Mendengar pertanyaan itu Manahan dan
Bagus Handaka serentak terbelalak karena terkejut. Mereka memperkenalkan
diri sebagai Manahan dan Bagus Handaka, tetapi cantrik itu menyebut
nama-nama mereka yang sebenarnya. Karena itu dada mereka jadi tergetar.

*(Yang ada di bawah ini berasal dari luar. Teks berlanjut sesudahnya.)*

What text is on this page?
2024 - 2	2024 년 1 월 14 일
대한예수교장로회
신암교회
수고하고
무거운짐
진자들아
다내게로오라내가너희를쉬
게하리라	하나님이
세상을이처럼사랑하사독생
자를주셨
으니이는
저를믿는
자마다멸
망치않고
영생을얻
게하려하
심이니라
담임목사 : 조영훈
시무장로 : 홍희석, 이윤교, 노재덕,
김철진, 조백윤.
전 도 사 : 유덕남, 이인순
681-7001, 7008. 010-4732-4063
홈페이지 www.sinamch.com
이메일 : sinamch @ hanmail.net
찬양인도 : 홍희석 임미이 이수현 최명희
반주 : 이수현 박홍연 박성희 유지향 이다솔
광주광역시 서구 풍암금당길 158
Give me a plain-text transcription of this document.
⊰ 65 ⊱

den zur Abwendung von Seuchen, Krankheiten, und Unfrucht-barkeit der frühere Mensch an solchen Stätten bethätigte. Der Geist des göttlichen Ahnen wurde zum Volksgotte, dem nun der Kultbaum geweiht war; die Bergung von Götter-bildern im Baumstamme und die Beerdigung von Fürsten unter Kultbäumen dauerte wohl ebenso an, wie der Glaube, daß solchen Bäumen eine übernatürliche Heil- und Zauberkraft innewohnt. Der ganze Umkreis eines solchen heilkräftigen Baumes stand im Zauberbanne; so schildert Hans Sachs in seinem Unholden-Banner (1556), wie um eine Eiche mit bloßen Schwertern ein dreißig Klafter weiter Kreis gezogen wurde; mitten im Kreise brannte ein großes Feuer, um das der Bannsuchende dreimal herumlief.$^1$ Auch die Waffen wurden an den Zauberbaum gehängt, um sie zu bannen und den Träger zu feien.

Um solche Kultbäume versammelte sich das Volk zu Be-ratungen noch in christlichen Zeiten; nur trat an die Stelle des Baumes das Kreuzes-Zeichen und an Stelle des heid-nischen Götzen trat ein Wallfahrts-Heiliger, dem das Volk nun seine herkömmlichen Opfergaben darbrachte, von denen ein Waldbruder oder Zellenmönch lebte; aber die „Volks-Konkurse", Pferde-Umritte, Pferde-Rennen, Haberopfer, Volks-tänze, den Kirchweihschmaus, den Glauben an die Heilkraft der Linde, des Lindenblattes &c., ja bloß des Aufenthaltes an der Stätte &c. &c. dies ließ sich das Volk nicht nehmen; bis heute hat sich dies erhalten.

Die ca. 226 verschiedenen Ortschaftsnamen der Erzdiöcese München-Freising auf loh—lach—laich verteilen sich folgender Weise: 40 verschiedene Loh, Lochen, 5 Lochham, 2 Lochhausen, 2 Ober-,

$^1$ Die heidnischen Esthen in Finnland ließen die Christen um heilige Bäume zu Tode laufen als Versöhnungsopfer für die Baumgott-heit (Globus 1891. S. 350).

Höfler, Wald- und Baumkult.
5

Sebaliknya, cantrik itupun menjadi terkejut pula. Ia tertegun berdiri di pintu seperti kebingungan. Tiba-tiba berkatalah ia, “Tuan… kalau demikian agaknya aku salah duga. Mungkin
ada tamu yang lain yang bernama seperti yang aku sebutkan tadi. Sebab
Panembahan telah memerintahkan kepadaku untuk datang mendahului kemari
menemui kedua orang tamu yang bernama Mahesa Jenar dan Arya Salaka,
putra Kepala Daerah Perdikan Banyubiru. Maka maafkanlah kesalahan ini.
Selanjutnya siapakah Tuan berdua yang barangkali akan menemui
Panembahan?”
Manahan dan Bagus Handaka menjadi semakin
kisruh. Agaknya Panembahan Ismaya telah mengetahuinya, bahkan sampai
pada orang tua Arya Salaka. Karena itu maka Manahan menjadi berterus
terang, ”Ki Sanak, benarlah kami berdua yang bernama Mahesa Jenar dan Arya Salaka. Putra Kepala Daerah Perdikan Banyubiru.”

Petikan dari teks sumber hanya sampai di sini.